Courses on Marx are also disappearing from French universities. Ironically, the move to marginalize Marx was made under France's first Socialist government, says Alain Parguez, an economics professor at the University of Besancon, outside Paris. "The Ministry of Education began requiring that all course curricula be approved in Paris, and courses on the history of economic thought featuring Marx were one of the first casualties."

The experience of France's 14-year Socialist presidency, which was forced to abandon its Socialist political agenda after two years in office, proved deeply disillusioning to many French Marxists. In addition, the French Communist Party continued defending the Soviet version of Marxism long after many in the Soviet bloc had repudiated it.

"If communism can't prove it is capable of explaining its planetary failure, it has no future," says Arnaud Spire, who directs coverage of ideology for the French communist daily, "L'Humanite."

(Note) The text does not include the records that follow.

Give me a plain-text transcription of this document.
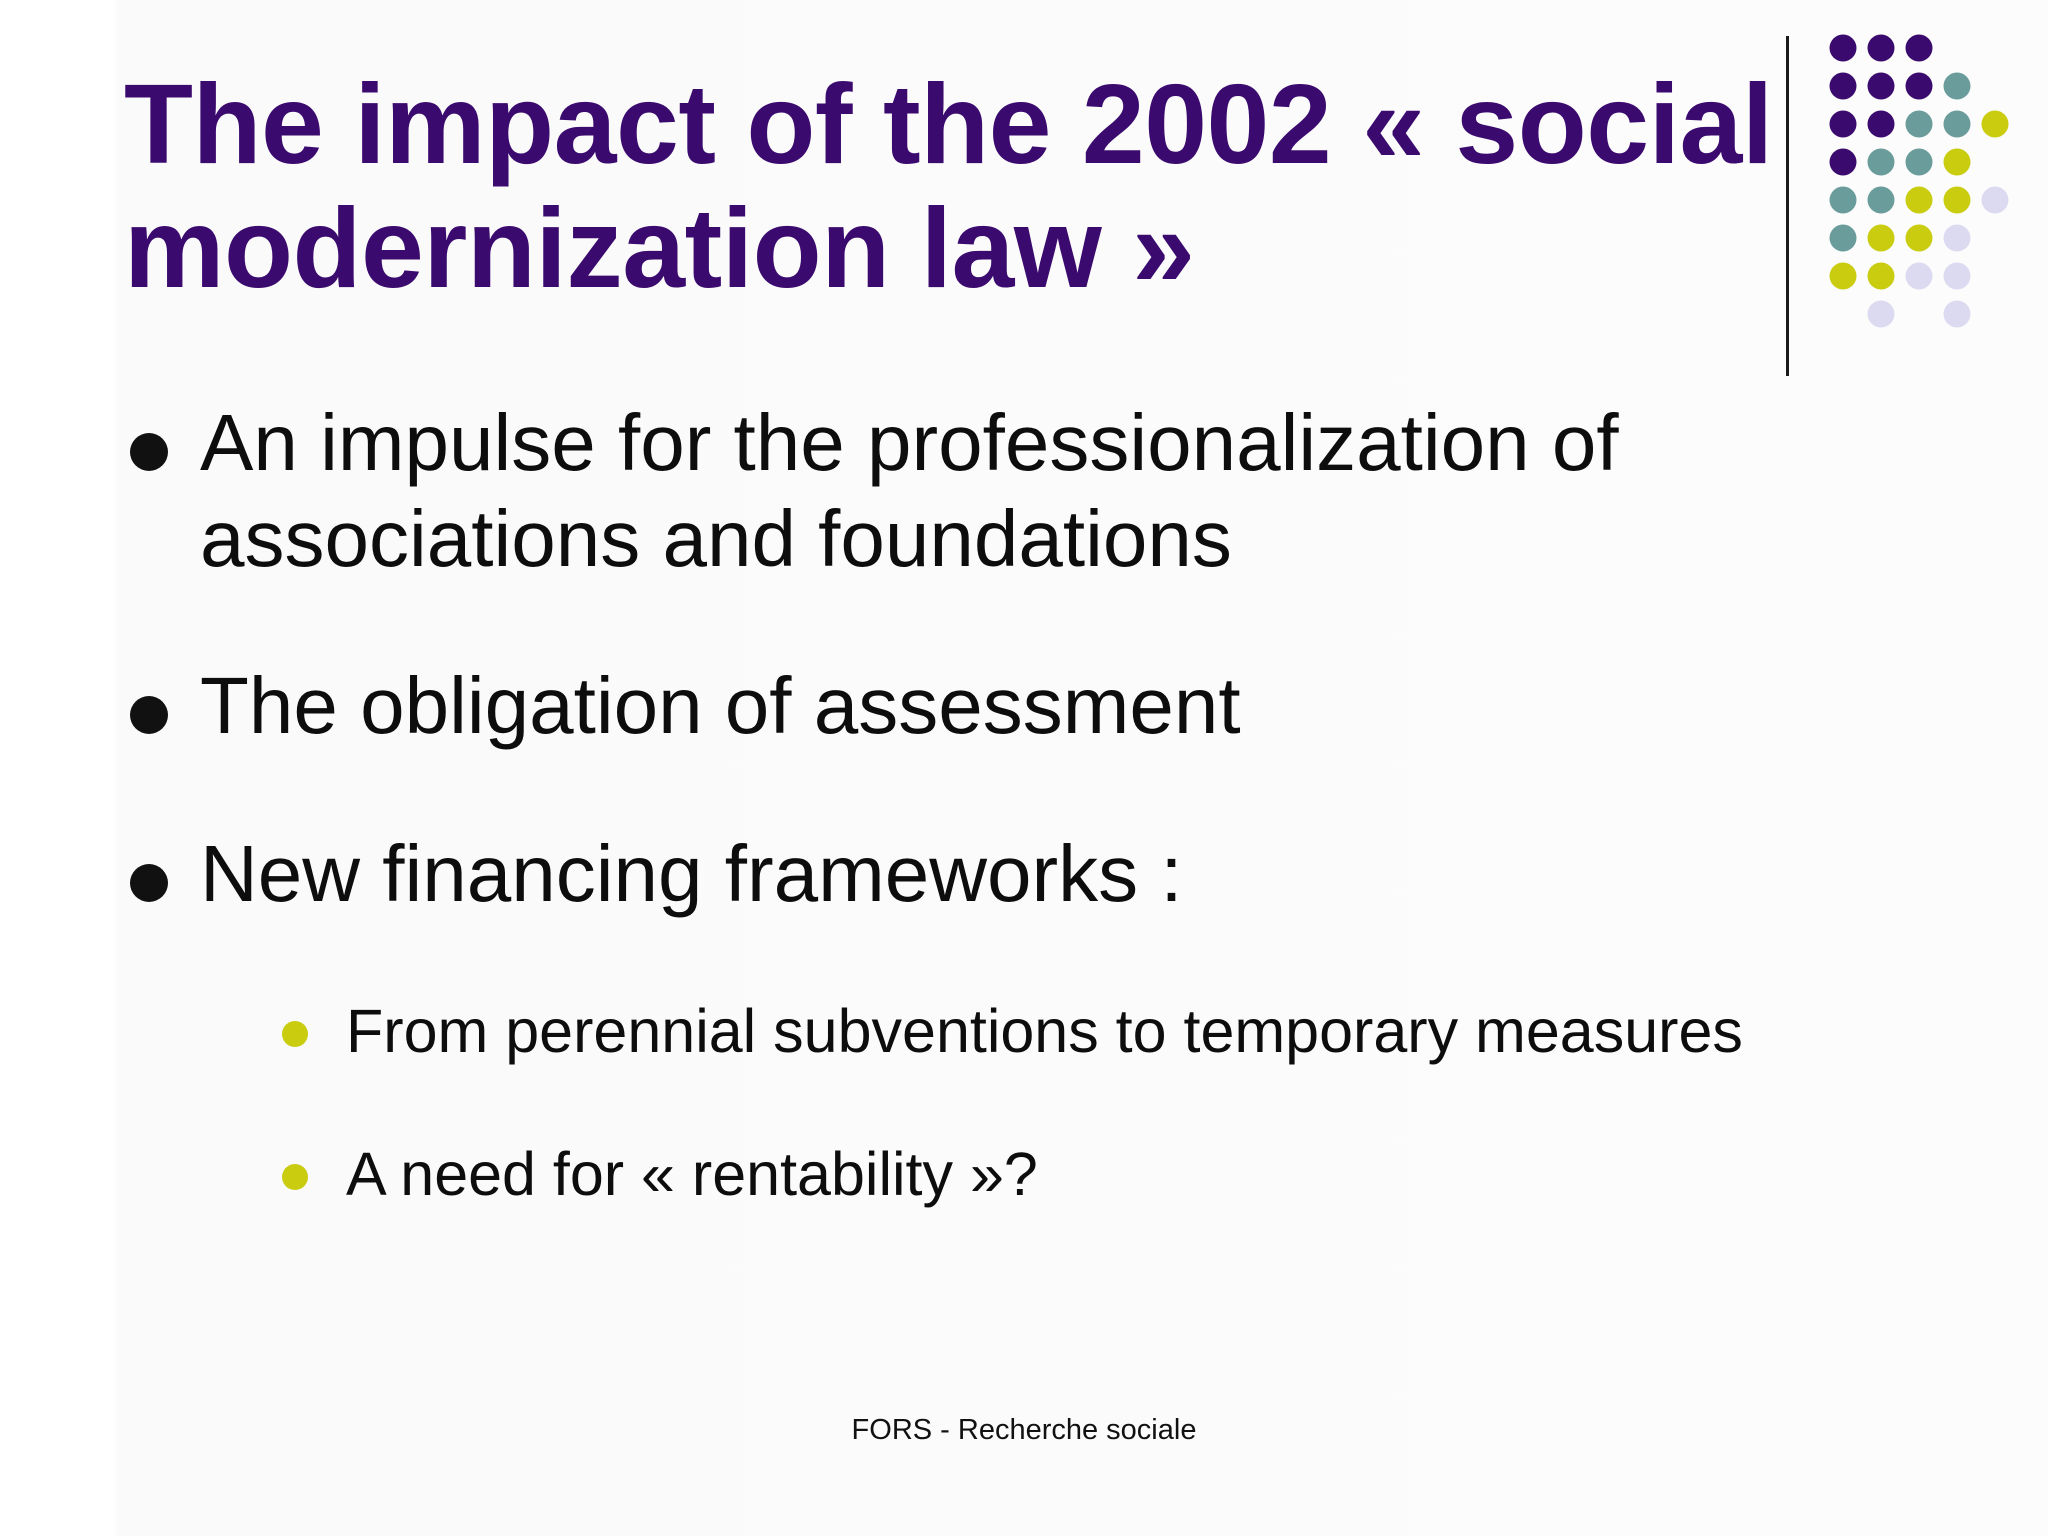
The impact of the 2002 « social
modernization law »
An impulse for the professionalization of
associations and foundations
The obligation of assessment
New financing frameworks :
From perennial subventions to temporary measures
A need for « rentability »?
FORS - Recherche sociale
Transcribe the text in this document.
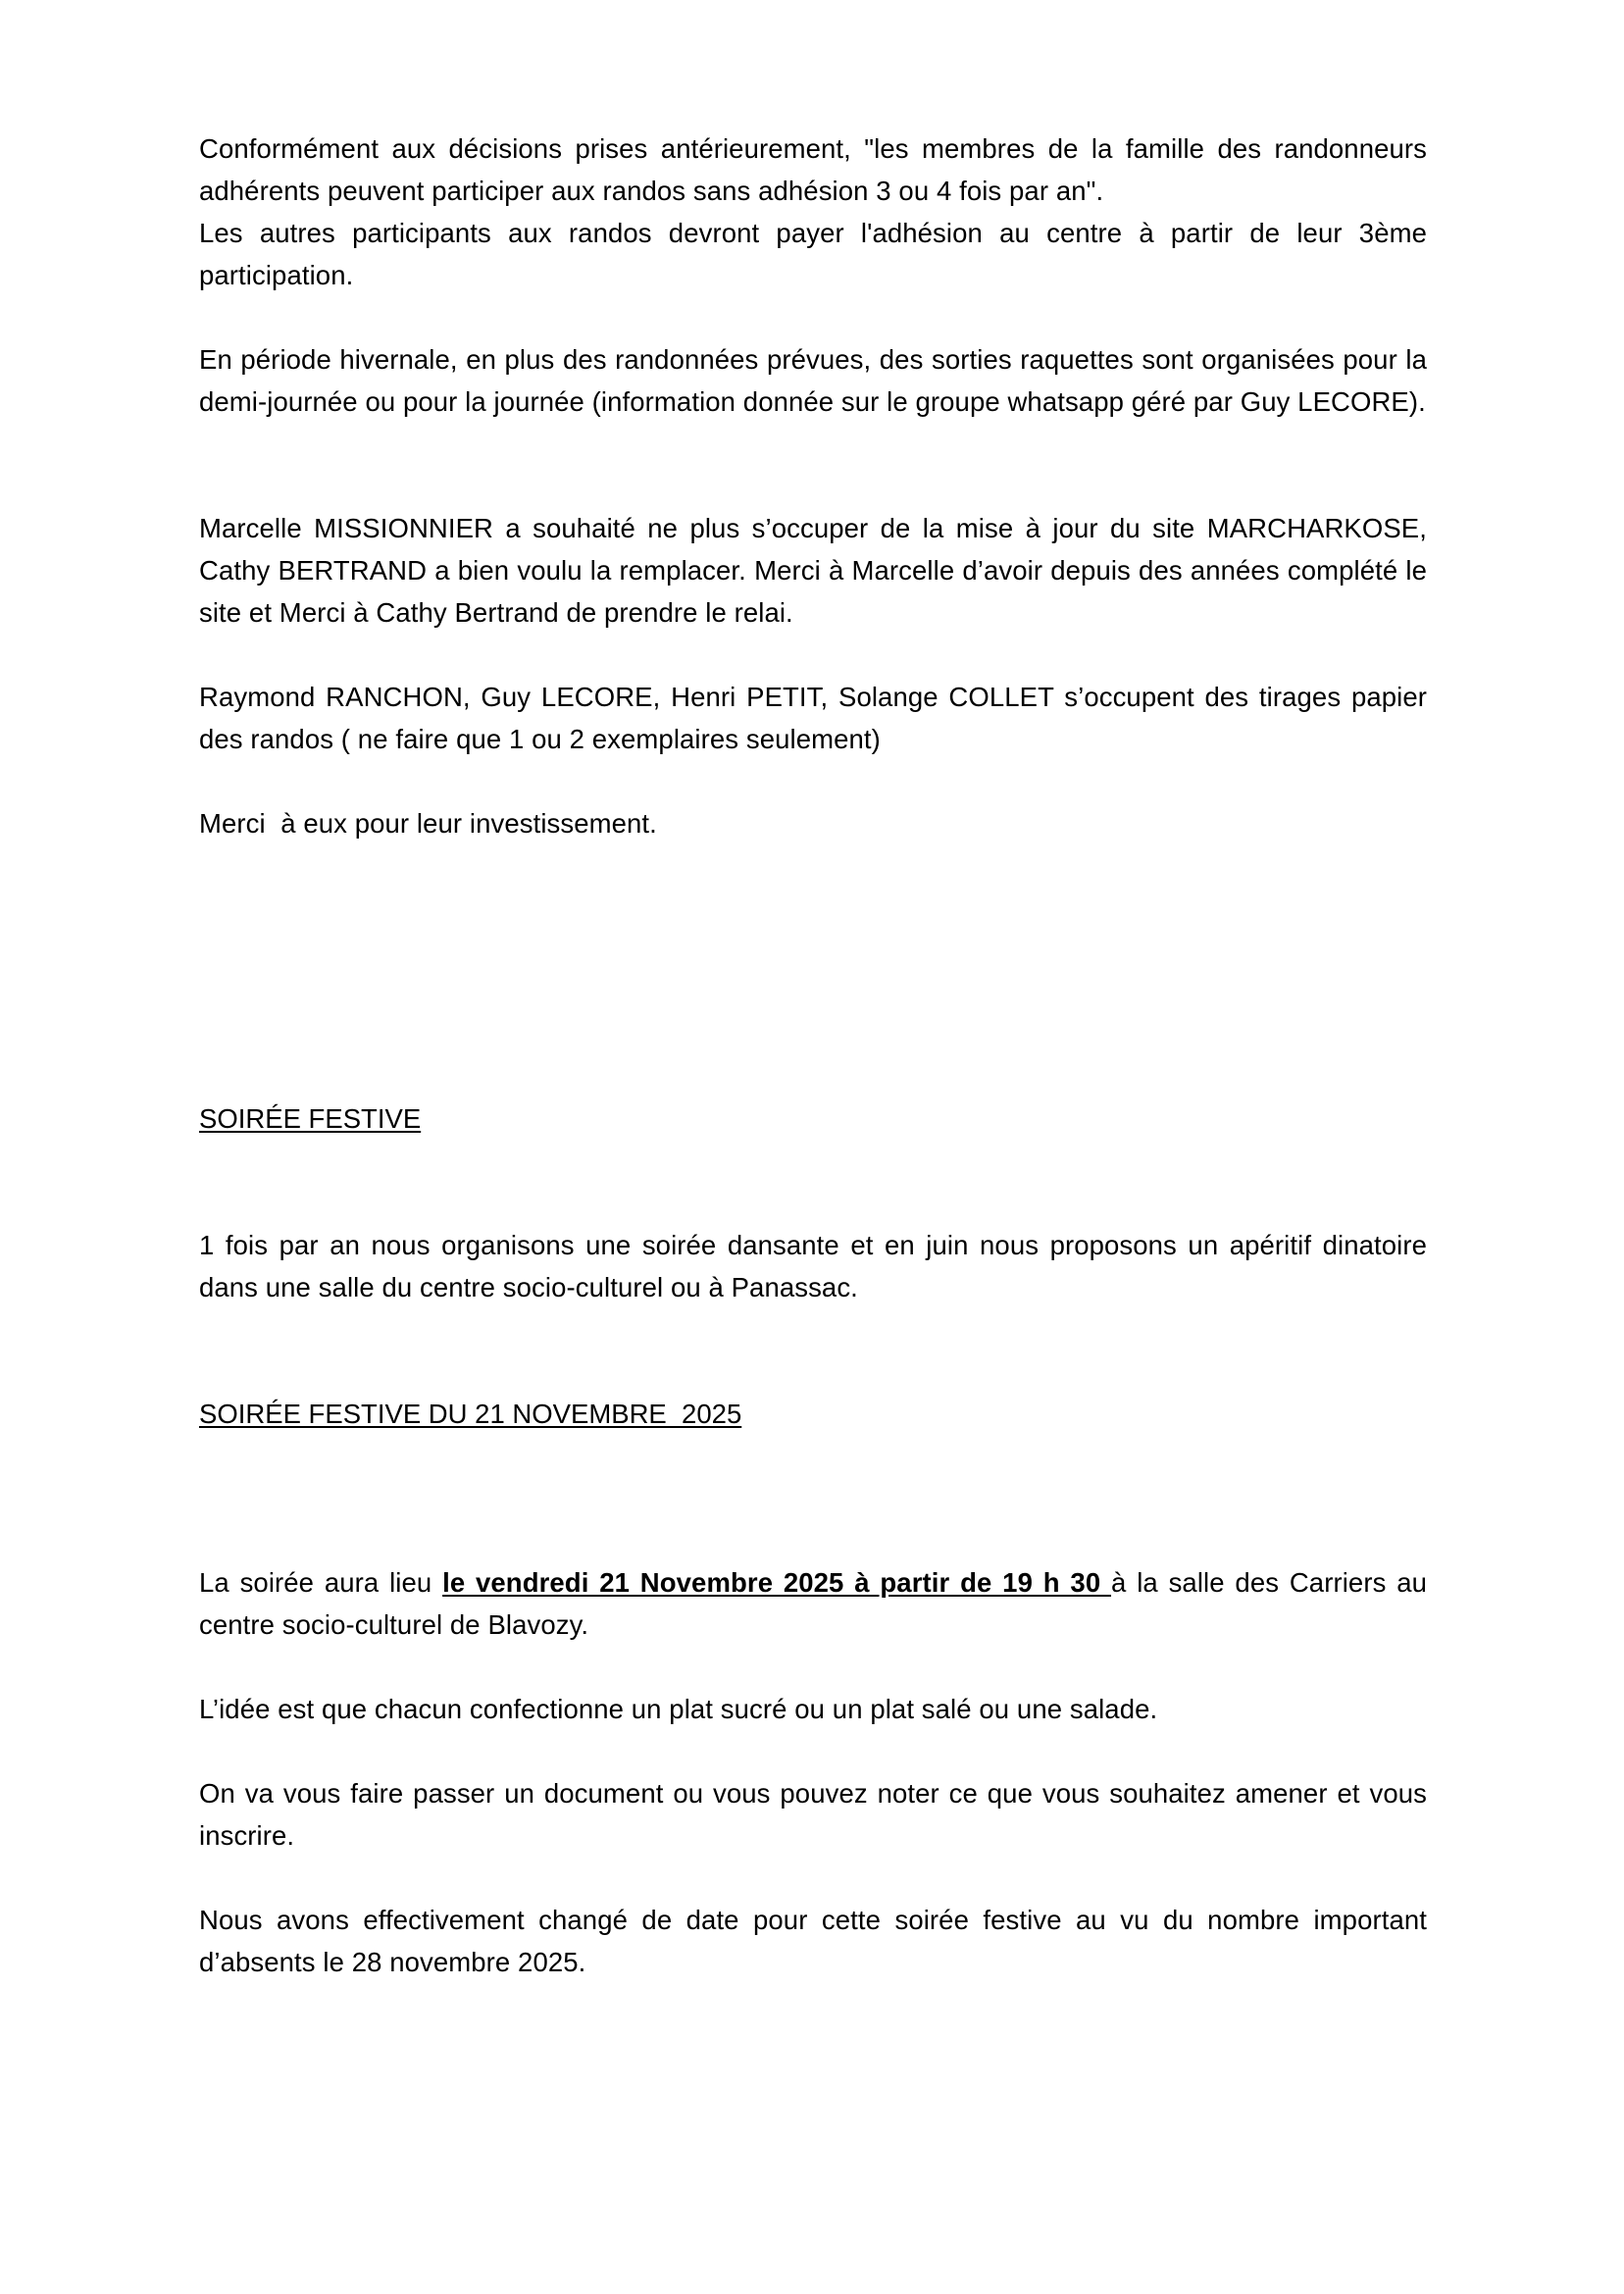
Conformément aux décisions prises antérieurement, "les membres de la famille des randonneurs adhérents peuvent participer aux randos sans adhésion 3 ou 4 fois par an".

Les autres participants aux randos devront payer l'adhésion au centre à partir de leur 3ème participation.

En période hivernale, en plus des randonnées prévues, des sorties raquettes sont organisées pour la demi-journée ou pour la journée (information donnée sur le groupe whatsapp géré par Guy LECORE).

Marcelle MISSIONNIER a souhaité ne plus s’occuper de la mise à jour du site MARCHARKOSE, Cathy BERTRAND a bien voulu la remplacer. Merci à Marcelle d’avoir depuis des années complété le site et Merci à Cathy Bertrand de prendre le relai.

Raymond RANCHON, Guy LECORE, Henri PETIT, Solange COLLET s’occupent des tirages papier des randos ( ne faire que 1 ou 2 exemplaires seulement)

Merci  à eux pour leur investissement.

SOIRÉE FESTIVE

1 fois par an nous organisons une soirée dansante et en juin nous proposons un apéritif dinatoire dans une salle du centre socio-culturel ou à Panassac.

SOIRÉE FESTIVE DU 21 NOVEMBRE  2025

La soirée aura lieu le vendredi 21 Novembre 2025 à partir de 19 h 30 à la salle des Carriers au centre socio-culturel de Blavozy.

L’idée est que chacun confectionne un plat sucré ou un plat salé ou une salade.

On va vous faire passer un document ou vous pouvez noter ce que vous souhaitez amener et vous inscrire.

Nous avons effectivement changé de date pour cette soirée festive au vu du nombre important d’absents le 28 novembre 2025.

"Texts on Marx are no longer sure-fire bestsellers," he adds, ironically. "The reading of Marx has been in decline at least since 1983, as have the number of books sold and the number of university theses on Marx."

But this should not be interpreted to mean that Marxism is dead in France. An international conference on Marx last November attracted more than 1,000 researchers.

"There's a critical reevaluation going on of Marx," Mr. Spire adds. "Those who draw the right lessons from [Marxism's] failures will have a future."